A referida decisão proíbe o Instituto do Câncer Infantil e Pediatria Especializada (ICIPE), atual gestor, de ter contratos com o poder público durante três anos, contados a partir do momento em que foi pronunciada.

A Seccional é a favor da investigação de quaisquer irregularidades, porém, tal investigação não deve punir os usuários do sistema único de saúde do Distrito Federal.

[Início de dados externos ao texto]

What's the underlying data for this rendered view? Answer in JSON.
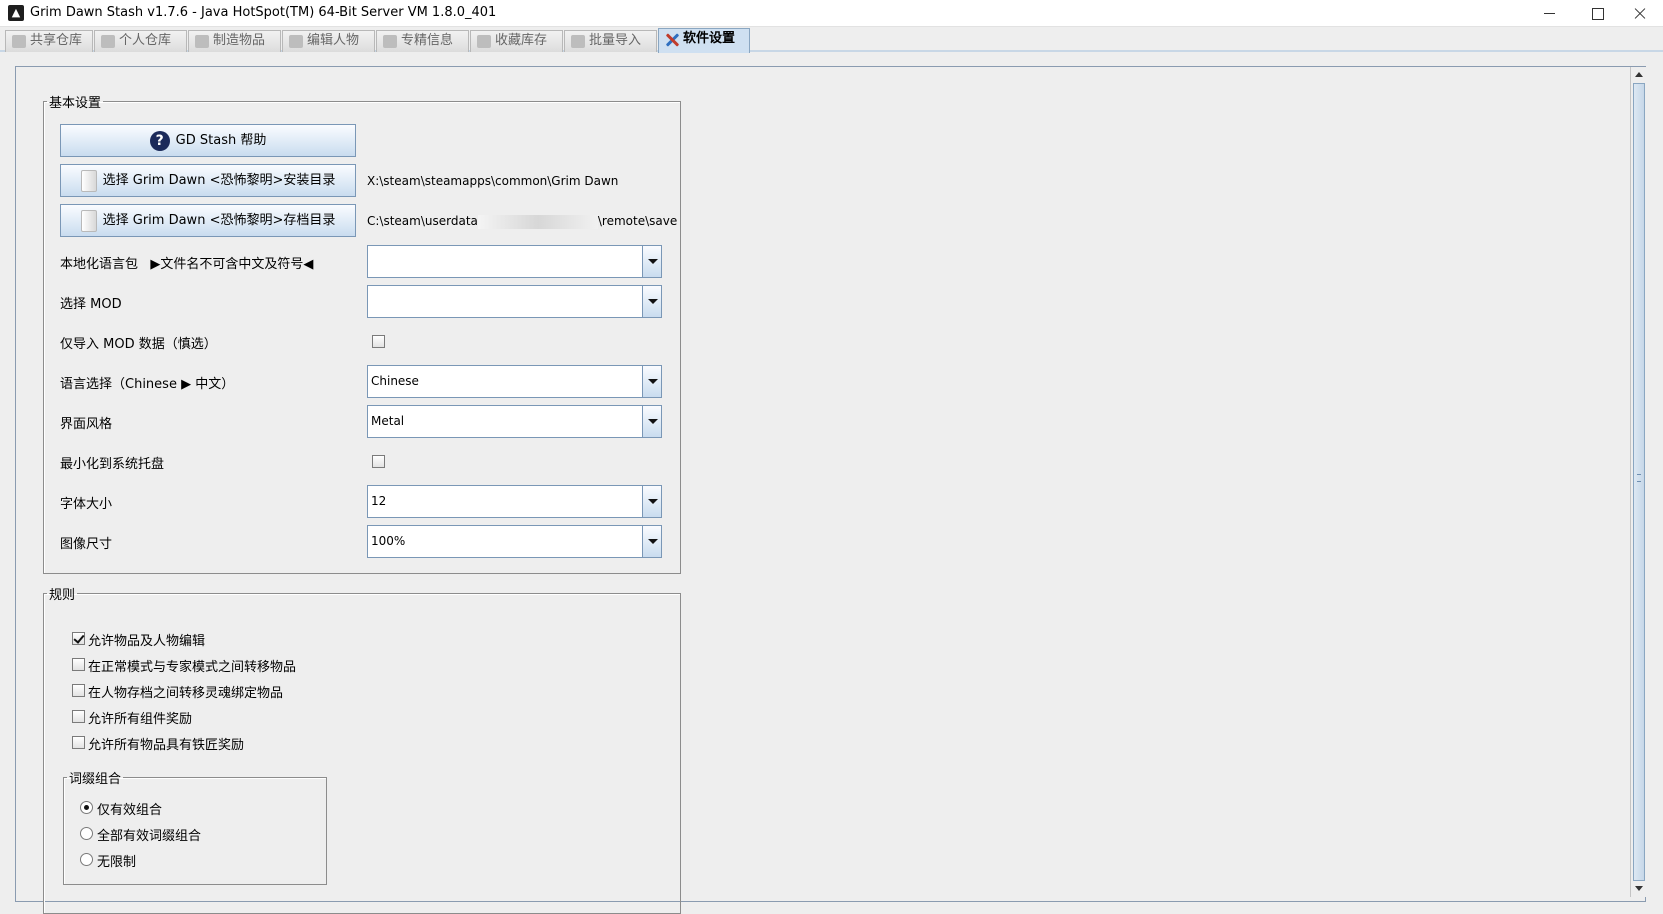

Desde 2011, a gestão do Hospital da Criança de Brasília (HCB) é feita pelo ICIPE, organização sem fins econômicos ou lucrativos, criado em maio de 2009 pela Associação Brasileira de Assistência às Famílias de Crianças Portadores de Câncer e Hemopatias (ABRACE), com o objetivo de promover assistência à saúde, mediante a prestação de serviços hospitalares e ambulatoriais, com ênfase também no desenvolvimento de ensino e pesquisa em saúde.

Atualmente o HCB é referência no Distrito Federal, já tendo realizado mais de dois milhões e 757 mil atendimentos com 98,8% de aprovação de seus usuários e 96% de seus trabalhadores. Ademais, em razão do modelo de gestão, é possível a realização de contrações de forma mais célere e eficaz, garantindo um maior atendimento às crianças do Distrito Federal.

Como já amplamente reconhecido pelo Secretário de Saúde do DF e o Governador do Distrito Federal, o governo não possui condições para gerir o Hospital da Criança, sendo fundamental a manutenção da gestão pelo ICIPE.

Portanto, a OAB/DF manifesta toda sua preocupação com a população e, principalmente, as crianças do Distrito Federal que contam com os excelentes serviços prestados pelo Hospital da Criança de Brasília, sendo certo que o fechamento do hospital não é uma opção admissível.

Para tanto, a Seccional ingressará com pedido de amicus curiae na referida ação, a fim de garantir o funcionamento do HCB, requerendo a realização de audiência de conciliação entre as partes envolvidas, na busca de uma composição amigável para a questão, priorizando as crianças do Distrito Federal.